Sam Leith Sam Leith

Who really owns your iPhone?

(Getty images)

Give a man a fish, and you feed him for a day. Teach a man to fish, and you feed him for a lifetime. Rent the man a spot on the river, and make him tick a box on a multi-thousand-word end-user licence agreement meaning that any fish he catches, ultimately, still belongs to you, and you stand to get very, very rich indeed.

We live in an age where stuff we think we own is, really, stuff to which we subscribe

This is the business model that now dominates the digital age. Neo-feudalism, technofeudalism, chokepoint capitalism: it gets called all sorts of things, but the basic idea it has in common is that the rules of property ownership, as we have tended to understand them for most of the history of capitalism, are shifting under our feet. We think we’re buying products. In practice, we’re locking ourselves into subscriptions where the power rests with the vendor and the things we think we own are merely licensed to us.

That’s why a petition about videogames currently before the European Commission deserves our attention. A campaigning group called Stop Killing Games was formed in protest after Ubisoft shut down the servers for an online car-racing game called The Crew in 2024. That meant, in effect, that without warning or right of appeal, everyone who “owned” that game ceased to. It became unplayable. As one player complained: “You buy a physical copy of a game, you bring it home and install the game, you play it for some amount of time. Then all of a sudden the publisher completely destroys all copies of the game worldwide, including yours.”

Nerdy silly nerds, you may think. Who cares if they can’t waste more of their time playing some daft car game that came out more than ten years ago? I sympathise with the instinct. But I urge you to look not at the specifics of the instance, but at the general principle. This is a bellwether issue. We live in an age where stuff we think we own is, really, stuff to which we subscribe. Manufacturers reserve the right to remove or disable useful features from things we have already paid for – or add useless or profit-maximising, rent-seeking features – remotely.

Versions of these issues are to be found all over the place. They are present in your pocket, where Apple doesn’t just sell you an iPhone, but retains the right to determine which software you may or may not install on it and what repairs you may perform on it. They are present in your desktop. Not so long ago, users of the Microsoft Office suite of programmes – MS Word, Excel, Outlook etc – had the unwanted, enraging, impossible-to-delete AI assistant “Copilot” foisted on them, and were quietly and without consultation upgraded to a more expensive subscription for the privilege.

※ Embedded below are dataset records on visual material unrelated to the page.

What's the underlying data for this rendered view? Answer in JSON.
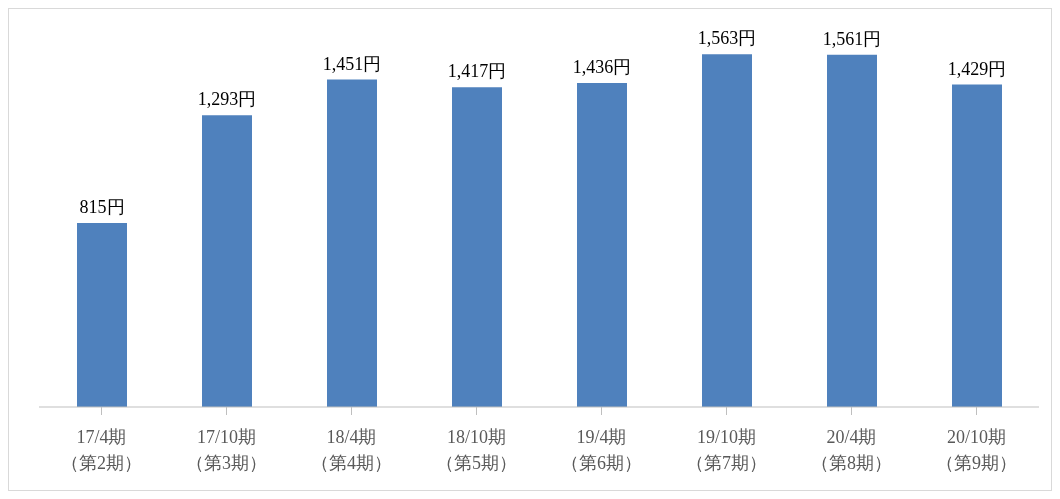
{
  "chart_data": {
    "type": "bar",
    "categories": [
      "17/4期（第2期）",
      "17/10期（第3期）",
      "18/4期（第4期）",
      "18/10期（第5期）",
      "19/4期（第6期）",
      "19/10期（第7期）",
      "20/4期（第8期）",
      "20/10期（第9期）"
    ],
    "values": [
      815,
      1293,
      1451,
      1417,
      1436,
      1563,
      1561,
      1429
    ],
    "value_labels": [
      "815円",
      "1,293円",
      "1,451円",
      "1,417円",
      "1,436円",
      "1,563円",
      "1,561円",
      "1,429円"
    ],
    "color": "#4f81bd",
    "grid": false,
    "legend": false
  }
}
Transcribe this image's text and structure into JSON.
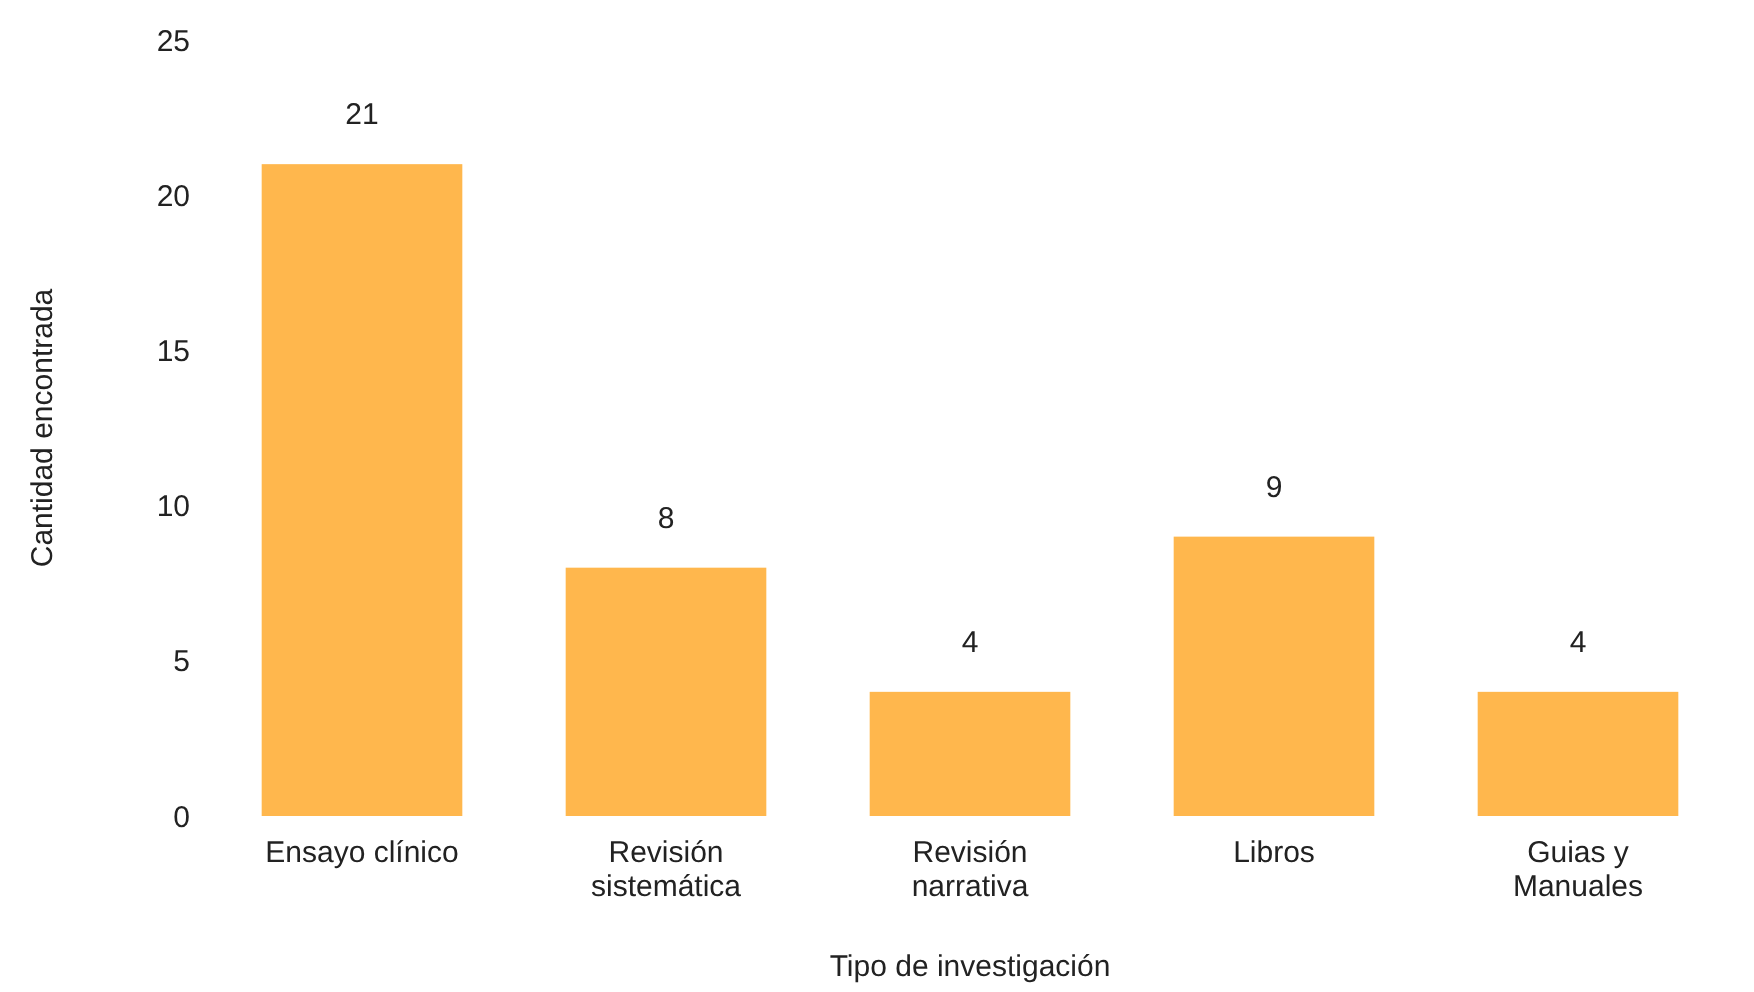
{
  "chart_data": {
    "type": "bar",
    "xlabel": "Tipo de investigación",
    "ylabel": "Cantidad encontrada",
    "categories": [
      "Ensayo clínico",
      "Revisión sistemática",
      "Revisión narrativa",
      "Libros",
      "Guias y Manuales"
    ],
    "values": [
      21,
      8,
      4,
      9,
      4
    ],
    "color": "#ffb74d",
    "ylim": [
      0,
      25
    ],
    "yticks": [
      0,
      5,
      10,
      15,
      20,
      25
    ],
    "grid": false,
    "data_labels": true
  }
}
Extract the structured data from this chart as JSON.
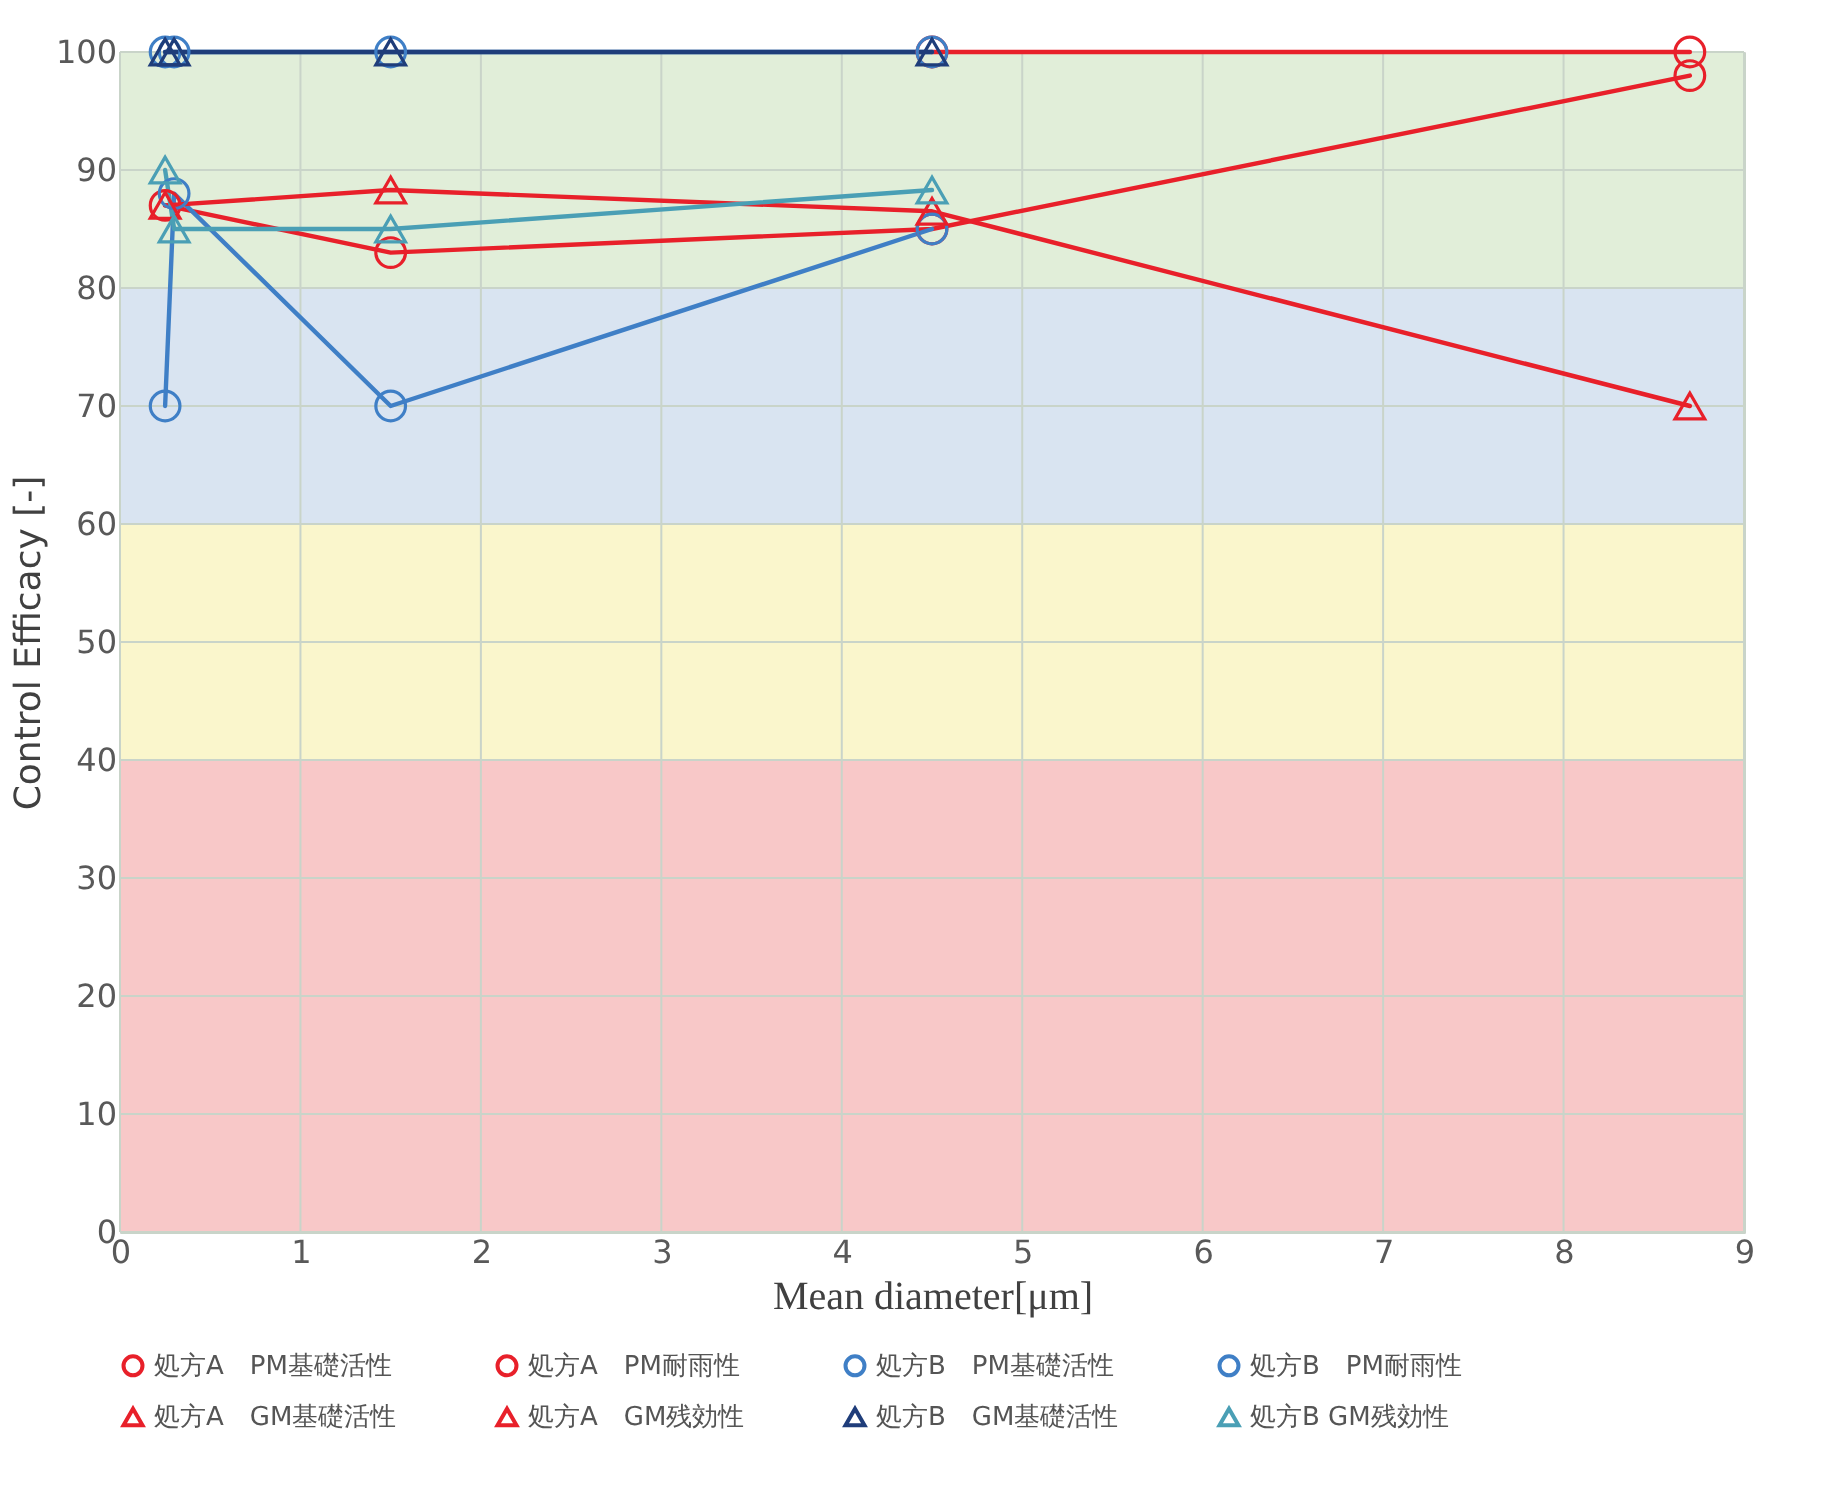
{
  "chart_data": {
    "type": "line",
    "xlabel": "Mean diameter[μm]",
    "ylabel": "Control Efficacy [-]",
    "xlim": [
      0,
      9
    ],
    "ylim": [
      0,
      100
    ],
    "xticks": [
      0,
      1,
      2,
      3,
      4,
      5,
      6,
      7,
      8,
      9
    ],
    "yticks": [
      0,
      10,
      20,
      30,
      40,
      50,
      60,
      70,
      80,
      90,
      100
    ],
    "grid": true,
    "legend": "bottom",
    "line_style": "solid",
    "bands": [
      {
        "axis": "y",
        "from": 0,
        "to": 40,
        "color": "#f8c8c8"
      },
      {
        "axis": "y",
        "from": 40,
        "to": 60,
        "color": "#faf6cc"
      },
      {
        "axis": "y",
        "from": 60,
        "to": 80,
        "color": "#d9e4f1"
      },
      {
        "axis": "y",
        "from": 80,
        "to": 100,
        "color": "#e1eed9"
      }
    ],
    "series": [
      {
        "name": "処方A　PM基礎活性",
        "color": "#e8202a",
        "marker": "circle",
        "x": [
          4.5,
          8.7
        ],
        "values": [
          100,
          100
        ]
      },
      {
        "name": "処方A　PM耐雨性",
        "color": "#e8202a",
        "marker": "circle",
        "x": [
          0.25,
          1.5,
          4.5,
          8.7
        ],
        "values": [
          87,
          83,
          85,
          98
        ]
      },
      {
        "name": "処方B　PM基礎活性",
        "color": "#3f7fc6",
        "marker": "circle",
        "x": [
          0.25,
          0.3,
          1.5,
          4.5
        ],
        "values": [
          100,
          100,
          100,
          100
        ]
      },
      {
        "name": "処方B　PM耐雨性",
        "color": "#3f7fc6",
        "marker": "circle",
        "x": [
          0.25,
          0.3,
          1.5,
          4.5
        ],
        "values": [
          70,
          88,
          70,
          85
        ]
      },
      {
        "name": "処方A　GM基礎活性",
        "color": "#e8202a",
        "marker": "triangle"
      },
      {
        "name": "処方A　GM残効性",
        "color": "#e8202a",
        "marker": "triangle",
        "x": [
          0.25,
          1.5,
          4.5,
          8.7
        ],
        "values": [
          87,
          88.3,
          86.5,
          70
        ]
      },
      {
        "name": "処方B　GM基礎活性",
        "color": "#1f3d7a",
        "marker": "triangle",
        "x": [
          0.25,
          0.3,
          1.5,
          4.5
        ],
        "values": [
          100,
          100,
          100,
          100
        ]
      },
      {
        "name": "処方B GM残効性",
        "color": "#4a9fb5",
        "marker": "triangle",
        "x": [
          0.25,
          0.3,
          1.5,
          4.5
        ],
        "values": [
          90,
          85,
          85,
          88.3
        ]
      }
    ]
  }
}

They are present in agriculture. If a farmer buys a tractor and it breaks down, he can’t repair it himself: unless he uses (expensive) approved parts, the tractor might tell the parent company it has been tampered with and a kill-switch can turn it into a giant agriculturally-themed paperweight. They are present in motoring, where certain hardware features present in modern cars – higher bhp or better acceleration – can only be unlocked with a premium subscription. They are present in your Kindle library, where a couple of years back Amazon reached in and remotely deleted from users’ libraries copies of (of all things) Nineteen Eighty-Four after they discovered a rights issue with the edition. Poof. Gone.

These issues are not, it bears saying, completely clear-cut. It’s the nature of software that patches and upgrades will be necessary from time to time. Sometimes – as with Microsoft Office – a subscription model makes more sense than a one-off purchase for just this reason. Buying a bit of software, even if you buy a hard copy of it, is a tiny bit different in kind from buying a physical object.

To return to the Stop Killing Games case, in Ubisoft’s defence, it isn’t reasonable to expect that their selling users an online game should bind them to keep dedicated servers for that game running in perpetuity at their own cost. It has long been standard for companies to discontinue tech support, or making spare parts, for old products since before the digital age.

But on the petitioners’ side, it is reasonable to expect to have *some* rights in a product you have paid for. That is Stop Killing Games are asking for. An “end-of-life” software patch that would let the game be played offline or on private servers, for instance, is the sort of proposal that is being made as a reasonable compromise.

At the moment, though, the blurred lines between hardware and software – between ownership and subscription, or holding something under licence – are being exploited strongly to the advantage of big tech and strongly to the disadvantage of you and me. And that is, well, a bit fishy.